Sunday, March 20

Schema On Read

According to a study 90% of today's data warehouses process just 20% of the enterprise data. One of the primary reason for such a low percentage of data being processed is because the traditional data warehouses are schema on write which requires schema, partitions and indexes to be pre-built before the data can be read.

For a long time now the data world has adapted the schema-on-write approach where systems require users to create a schema before loading any data into the system. The flow is to define the schema, then write the data, then read the data in the schema that you defined at the start.  This allows such systems to tightly control the placement of the data during load time hence enabling them to answer interactive queries very fast. However, this leads to loss of agility.

But there is an alternative to this approach and that approach is schema-on-read. Hadoop's schema-on-read capability, allows data to start flowing into the system in its original form, then the schema is parsed at read time where each user can apply their own view to interpret the data.

In the "Schema on read" world the flow is to load the data in its current form and apply your own lens to the data when you read it back out. The reason to do it this way is because nowadays data is shared with large and varied set of users with each category of user having a unique way to look at the data and derive a insight that is specific to them. With schema-on-read approach the data is not restricted to a one-size-fits-all format. This approach allows one to present the data back in a schema that is most relevant to the task at hand and allows for extreme agility while dealing with complex evolving data structures..
The schema-on-read approach allows one to load the data as is and start to get value from it right away. This is equally true for structured,  semi-structured and unstructured data. It is easier to create multiple and different views of the same data with schema on read.
The popularity of Hadoop and related technologies in today's enterprise technology can be in parts credited to their ability to support the schema-on-read strategy. Organisations have large amounts of raw data that powers all sorts of business processes by applying transformation  systems involving corporate data warehouses and other large data assets.

Saturday, November 28

Stream Processing Using Apache Apex


            The open source streaming projects landscape is getting crowded with the Apache Software Foundation listing no less than 4 distinct streaming projects Apache Storm, Apache Apex, Apache Spark Streaming and Apache Flink.                            
                                     
                     There is a certain spotlight on Applications that do real-time processing of high-volume steaming data. The primary driver for this push is the need to provide analytics and actionable insights to businesses at a blazing fast speed. The use case could be a Real Time Bidding of ads or credit card fraud detection or in store customer experience. All such applications are pushing the limits of traditional data processing infrastructures.
                      
                       In this context a couple of day’s back I attended a MeetUp event of DataTorrent’s open source stream and batch processing platform “Apache Apex”. One of the sessions talked about the implementation of Apache Apex for Real Time Insights for Advertising Tech helped explain its capabilities and the kind of problems it is equipped to solve. 

Directed Acyclic Graph (DAG)

                      The Apex applications are different from the typical Map Reduce application. An Apache Apex application is a directed acyclic graph (DAG) of multiple operators. A Map Reduce application with multiple iterations is inefficient as the data between each map-reduce pair gets written and read from file system.
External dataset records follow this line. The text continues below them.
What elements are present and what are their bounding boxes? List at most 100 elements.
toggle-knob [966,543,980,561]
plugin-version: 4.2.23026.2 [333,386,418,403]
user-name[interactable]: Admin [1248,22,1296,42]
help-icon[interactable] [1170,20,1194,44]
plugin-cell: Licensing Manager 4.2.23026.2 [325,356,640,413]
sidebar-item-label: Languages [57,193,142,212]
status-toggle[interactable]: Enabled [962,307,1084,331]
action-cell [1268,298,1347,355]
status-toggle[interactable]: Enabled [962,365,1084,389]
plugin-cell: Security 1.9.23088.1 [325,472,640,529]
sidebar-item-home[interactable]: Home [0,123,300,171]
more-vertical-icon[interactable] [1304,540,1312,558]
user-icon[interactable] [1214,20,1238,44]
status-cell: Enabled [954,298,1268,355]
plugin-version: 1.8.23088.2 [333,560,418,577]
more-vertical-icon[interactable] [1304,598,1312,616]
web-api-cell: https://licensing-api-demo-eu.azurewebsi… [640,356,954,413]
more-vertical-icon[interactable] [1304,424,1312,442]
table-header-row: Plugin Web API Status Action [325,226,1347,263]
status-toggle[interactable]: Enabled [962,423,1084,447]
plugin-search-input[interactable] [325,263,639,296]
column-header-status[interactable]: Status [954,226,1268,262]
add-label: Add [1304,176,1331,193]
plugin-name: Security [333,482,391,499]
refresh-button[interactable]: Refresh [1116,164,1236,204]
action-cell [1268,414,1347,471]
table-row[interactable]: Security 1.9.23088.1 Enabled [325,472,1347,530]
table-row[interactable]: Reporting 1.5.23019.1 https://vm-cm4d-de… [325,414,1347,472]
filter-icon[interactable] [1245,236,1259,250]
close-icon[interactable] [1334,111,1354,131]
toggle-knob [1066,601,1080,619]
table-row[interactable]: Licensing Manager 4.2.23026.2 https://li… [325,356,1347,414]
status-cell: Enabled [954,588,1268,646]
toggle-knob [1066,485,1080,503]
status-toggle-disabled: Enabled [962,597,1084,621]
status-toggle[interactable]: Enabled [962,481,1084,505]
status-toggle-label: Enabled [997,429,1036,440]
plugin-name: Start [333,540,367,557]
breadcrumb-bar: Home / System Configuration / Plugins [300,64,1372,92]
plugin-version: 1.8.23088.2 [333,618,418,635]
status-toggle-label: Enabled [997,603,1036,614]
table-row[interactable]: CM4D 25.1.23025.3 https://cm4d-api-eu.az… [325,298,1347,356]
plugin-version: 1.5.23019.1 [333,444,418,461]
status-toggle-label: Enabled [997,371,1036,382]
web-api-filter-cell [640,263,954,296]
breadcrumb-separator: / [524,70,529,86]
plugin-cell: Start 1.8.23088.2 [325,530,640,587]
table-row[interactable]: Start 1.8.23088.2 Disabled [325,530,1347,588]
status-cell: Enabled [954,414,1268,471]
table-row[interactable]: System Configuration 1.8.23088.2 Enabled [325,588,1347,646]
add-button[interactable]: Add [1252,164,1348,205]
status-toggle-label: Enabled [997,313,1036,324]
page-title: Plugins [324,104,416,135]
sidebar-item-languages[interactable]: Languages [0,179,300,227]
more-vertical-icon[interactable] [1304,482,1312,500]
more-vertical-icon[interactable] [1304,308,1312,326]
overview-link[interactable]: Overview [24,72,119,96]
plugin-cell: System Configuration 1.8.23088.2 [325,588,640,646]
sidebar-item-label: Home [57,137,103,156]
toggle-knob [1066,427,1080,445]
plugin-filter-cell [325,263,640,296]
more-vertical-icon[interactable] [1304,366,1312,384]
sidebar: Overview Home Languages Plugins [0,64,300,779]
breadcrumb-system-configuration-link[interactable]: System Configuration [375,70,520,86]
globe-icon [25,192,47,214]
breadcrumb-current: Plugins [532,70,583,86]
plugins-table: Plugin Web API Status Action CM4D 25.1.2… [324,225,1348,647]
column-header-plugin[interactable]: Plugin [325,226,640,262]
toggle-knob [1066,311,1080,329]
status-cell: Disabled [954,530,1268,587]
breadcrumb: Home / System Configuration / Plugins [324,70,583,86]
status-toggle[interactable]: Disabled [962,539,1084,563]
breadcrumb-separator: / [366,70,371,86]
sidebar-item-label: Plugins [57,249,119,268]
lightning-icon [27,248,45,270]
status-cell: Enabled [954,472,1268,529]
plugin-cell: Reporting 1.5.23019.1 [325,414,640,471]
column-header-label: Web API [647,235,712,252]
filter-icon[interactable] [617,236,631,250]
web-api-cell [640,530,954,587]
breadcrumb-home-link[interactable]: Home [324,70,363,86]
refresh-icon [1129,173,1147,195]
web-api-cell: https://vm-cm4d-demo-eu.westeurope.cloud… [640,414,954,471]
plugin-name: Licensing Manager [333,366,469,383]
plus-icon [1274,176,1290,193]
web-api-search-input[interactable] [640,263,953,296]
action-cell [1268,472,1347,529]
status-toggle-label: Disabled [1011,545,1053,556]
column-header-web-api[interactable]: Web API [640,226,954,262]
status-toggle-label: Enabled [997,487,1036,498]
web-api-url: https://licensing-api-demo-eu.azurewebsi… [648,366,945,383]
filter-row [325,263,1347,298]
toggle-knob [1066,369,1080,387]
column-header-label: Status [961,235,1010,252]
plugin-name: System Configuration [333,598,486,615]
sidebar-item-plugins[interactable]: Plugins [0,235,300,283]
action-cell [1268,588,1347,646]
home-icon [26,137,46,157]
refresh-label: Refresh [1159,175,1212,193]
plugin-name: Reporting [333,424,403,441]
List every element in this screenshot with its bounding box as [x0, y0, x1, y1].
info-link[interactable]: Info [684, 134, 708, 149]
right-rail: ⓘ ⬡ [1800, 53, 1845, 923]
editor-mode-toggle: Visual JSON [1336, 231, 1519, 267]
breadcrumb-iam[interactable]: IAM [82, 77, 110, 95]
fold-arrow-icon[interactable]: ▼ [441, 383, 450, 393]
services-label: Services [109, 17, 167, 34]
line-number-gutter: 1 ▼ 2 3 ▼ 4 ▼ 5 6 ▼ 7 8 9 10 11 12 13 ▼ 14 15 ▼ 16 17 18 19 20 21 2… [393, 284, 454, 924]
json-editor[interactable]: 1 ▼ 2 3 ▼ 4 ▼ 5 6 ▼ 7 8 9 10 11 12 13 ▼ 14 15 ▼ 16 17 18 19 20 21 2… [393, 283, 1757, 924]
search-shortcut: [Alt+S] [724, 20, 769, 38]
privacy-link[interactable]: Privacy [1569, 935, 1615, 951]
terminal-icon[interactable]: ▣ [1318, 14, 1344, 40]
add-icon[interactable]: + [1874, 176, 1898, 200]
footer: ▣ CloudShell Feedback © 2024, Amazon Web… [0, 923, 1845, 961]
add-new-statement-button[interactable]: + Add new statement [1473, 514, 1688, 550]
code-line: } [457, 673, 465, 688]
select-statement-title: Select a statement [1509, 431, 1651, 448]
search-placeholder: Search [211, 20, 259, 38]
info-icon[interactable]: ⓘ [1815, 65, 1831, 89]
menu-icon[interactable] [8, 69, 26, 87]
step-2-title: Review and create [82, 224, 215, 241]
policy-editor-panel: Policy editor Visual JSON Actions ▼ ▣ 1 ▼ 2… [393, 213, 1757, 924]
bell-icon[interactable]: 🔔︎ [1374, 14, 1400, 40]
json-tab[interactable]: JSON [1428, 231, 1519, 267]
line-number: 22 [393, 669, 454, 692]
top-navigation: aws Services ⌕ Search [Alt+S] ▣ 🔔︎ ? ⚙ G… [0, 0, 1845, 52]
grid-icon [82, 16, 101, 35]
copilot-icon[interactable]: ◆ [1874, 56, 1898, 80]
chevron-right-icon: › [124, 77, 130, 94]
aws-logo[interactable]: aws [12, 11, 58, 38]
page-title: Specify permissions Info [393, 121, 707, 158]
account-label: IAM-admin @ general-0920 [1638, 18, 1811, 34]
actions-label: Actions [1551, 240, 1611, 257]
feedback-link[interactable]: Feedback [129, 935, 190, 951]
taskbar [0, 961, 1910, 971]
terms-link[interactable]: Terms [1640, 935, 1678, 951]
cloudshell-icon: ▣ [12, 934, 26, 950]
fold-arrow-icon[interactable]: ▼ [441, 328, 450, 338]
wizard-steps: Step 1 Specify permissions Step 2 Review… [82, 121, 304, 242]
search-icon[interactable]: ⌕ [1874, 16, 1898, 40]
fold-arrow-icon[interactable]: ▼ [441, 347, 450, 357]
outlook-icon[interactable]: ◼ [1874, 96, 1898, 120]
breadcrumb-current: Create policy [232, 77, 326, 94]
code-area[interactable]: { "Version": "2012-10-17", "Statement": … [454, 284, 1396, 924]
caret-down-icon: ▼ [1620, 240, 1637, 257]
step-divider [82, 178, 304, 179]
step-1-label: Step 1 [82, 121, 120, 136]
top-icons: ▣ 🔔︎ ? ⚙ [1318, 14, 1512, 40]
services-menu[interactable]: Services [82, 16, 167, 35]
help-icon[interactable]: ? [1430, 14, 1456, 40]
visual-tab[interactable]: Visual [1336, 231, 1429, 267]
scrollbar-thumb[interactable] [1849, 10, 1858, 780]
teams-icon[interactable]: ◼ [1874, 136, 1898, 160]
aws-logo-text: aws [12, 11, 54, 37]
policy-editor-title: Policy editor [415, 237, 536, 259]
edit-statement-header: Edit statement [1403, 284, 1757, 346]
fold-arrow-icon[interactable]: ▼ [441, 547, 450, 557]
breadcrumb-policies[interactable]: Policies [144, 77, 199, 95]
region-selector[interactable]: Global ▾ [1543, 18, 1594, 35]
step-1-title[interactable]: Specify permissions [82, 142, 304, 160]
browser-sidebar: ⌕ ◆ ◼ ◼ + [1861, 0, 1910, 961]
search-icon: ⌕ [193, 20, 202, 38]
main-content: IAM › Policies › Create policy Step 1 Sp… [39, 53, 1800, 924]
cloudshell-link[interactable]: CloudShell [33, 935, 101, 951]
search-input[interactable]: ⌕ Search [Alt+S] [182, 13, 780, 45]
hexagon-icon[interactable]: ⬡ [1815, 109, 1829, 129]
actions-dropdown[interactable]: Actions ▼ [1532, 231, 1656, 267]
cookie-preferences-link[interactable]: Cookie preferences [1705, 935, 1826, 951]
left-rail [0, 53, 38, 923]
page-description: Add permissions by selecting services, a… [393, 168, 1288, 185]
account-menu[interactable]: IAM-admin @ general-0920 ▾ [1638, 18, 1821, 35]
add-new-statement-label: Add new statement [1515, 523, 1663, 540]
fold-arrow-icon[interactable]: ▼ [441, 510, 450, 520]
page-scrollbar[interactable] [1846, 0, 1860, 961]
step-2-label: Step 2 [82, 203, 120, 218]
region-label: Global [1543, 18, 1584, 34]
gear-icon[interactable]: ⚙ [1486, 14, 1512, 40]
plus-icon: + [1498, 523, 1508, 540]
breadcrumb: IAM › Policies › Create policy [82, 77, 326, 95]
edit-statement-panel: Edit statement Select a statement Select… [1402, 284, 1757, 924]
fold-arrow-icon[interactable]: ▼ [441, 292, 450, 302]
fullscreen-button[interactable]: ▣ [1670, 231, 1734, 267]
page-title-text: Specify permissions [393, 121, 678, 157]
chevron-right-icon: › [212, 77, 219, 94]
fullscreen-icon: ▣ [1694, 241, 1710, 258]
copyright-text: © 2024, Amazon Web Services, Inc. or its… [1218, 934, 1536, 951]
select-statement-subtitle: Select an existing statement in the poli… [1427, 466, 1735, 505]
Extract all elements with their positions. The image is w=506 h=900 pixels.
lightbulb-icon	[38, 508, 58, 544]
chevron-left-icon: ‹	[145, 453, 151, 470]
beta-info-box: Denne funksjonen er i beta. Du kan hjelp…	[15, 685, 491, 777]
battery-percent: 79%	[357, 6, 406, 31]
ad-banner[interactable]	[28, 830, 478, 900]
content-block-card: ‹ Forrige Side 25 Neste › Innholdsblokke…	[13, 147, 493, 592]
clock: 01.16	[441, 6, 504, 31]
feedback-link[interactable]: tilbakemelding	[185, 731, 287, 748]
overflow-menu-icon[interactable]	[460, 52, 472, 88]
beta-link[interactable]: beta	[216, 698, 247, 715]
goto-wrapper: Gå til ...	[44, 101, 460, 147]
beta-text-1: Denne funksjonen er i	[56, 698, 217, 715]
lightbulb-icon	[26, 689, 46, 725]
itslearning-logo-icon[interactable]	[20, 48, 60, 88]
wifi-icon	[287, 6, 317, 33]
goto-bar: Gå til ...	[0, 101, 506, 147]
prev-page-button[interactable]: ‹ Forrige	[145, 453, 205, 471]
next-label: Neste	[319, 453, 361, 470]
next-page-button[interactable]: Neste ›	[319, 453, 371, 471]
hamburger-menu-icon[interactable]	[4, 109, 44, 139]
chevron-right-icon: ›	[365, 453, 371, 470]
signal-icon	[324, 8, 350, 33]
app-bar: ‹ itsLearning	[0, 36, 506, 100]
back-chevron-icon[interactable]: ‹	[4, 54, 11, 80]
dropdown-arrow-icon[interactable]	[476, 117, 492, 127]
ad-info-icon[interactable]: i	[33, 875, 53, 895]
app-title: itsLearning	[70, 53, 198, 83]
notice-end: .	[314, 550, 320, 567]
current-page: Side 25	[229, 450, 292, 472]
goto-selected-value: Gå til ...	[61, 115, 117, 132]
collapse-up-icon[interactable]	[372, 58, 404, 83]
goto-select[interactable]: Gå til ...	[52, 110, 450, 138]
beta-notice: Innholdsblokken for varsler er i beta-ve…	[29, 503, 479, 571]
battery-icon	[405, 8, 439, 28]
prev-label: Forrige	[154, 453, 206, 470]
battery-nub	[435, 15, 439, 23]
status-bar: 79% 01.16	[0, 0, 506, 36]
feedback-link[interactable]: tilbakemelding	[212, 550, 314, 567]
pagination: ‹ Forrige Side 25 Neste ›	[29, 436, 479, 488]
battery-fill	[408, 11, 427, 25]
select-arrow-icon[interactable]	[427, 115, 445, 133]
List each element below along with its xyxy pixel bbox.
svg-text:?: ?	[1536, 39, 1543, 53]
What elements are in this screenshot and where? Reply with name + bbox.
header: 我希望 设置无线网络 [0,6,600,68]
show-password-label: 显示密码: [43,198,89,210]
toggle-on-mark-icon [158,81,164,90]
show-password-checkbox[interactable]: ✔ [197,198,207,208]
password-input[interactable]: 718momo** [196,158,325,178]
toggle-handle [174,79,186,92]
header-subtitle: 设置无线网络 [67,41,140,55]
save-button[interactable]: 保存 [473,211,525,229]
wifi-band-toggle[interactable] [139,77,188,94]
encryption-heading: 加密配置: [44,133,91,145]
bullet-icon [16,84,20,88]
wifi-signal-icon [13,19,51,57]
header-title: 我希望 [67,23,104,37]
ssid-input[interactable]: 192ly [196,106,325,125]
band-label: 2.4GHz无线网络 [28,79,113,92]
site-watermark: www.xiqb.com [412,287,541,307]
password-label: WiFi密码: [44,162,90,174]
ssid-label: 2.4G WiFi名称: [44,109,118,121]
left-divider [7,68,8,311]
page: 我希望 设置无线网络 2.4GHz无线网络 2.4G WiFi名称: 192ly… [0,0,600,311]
Compare this to a DAG based application where it avoids the writing of data back and forth after every reduce thus adding much needed efficiency in the application. 

Code Reuse & Operability                       

                   Apex also scores with code reuse as an Apex application enables the same business logic to be used for stream as well as batch.  Apex as a platform is built for operability, such that things like scalability, performance, security, fault tolerance, high availability are taken care by Apex as a platform. Apex achieves fault tolerance by ensuring that the master is backed up, and the application state is retained in HDFS, a persistent store.

Pre-built Operators

                      Apex is bundled with a library of operators named Malhar.  It is a library of pre-built operators for data sources and destinations of popular message buses, file systems, and databases like Kafka, Flume, Oracle, Cassandra, MongoDB, HDFS and others. This library of pre-built operators reduces the time-to-market significantly, and the costs incurred in developing a streaming analytics application.

Summary

              All in all Apache Apex seems promising especially since it is a unified framework for batch & stream processing and the fact that some of the leading organizations have implement their streaming applications using Apex signals positive things are in the offing for this open source framework.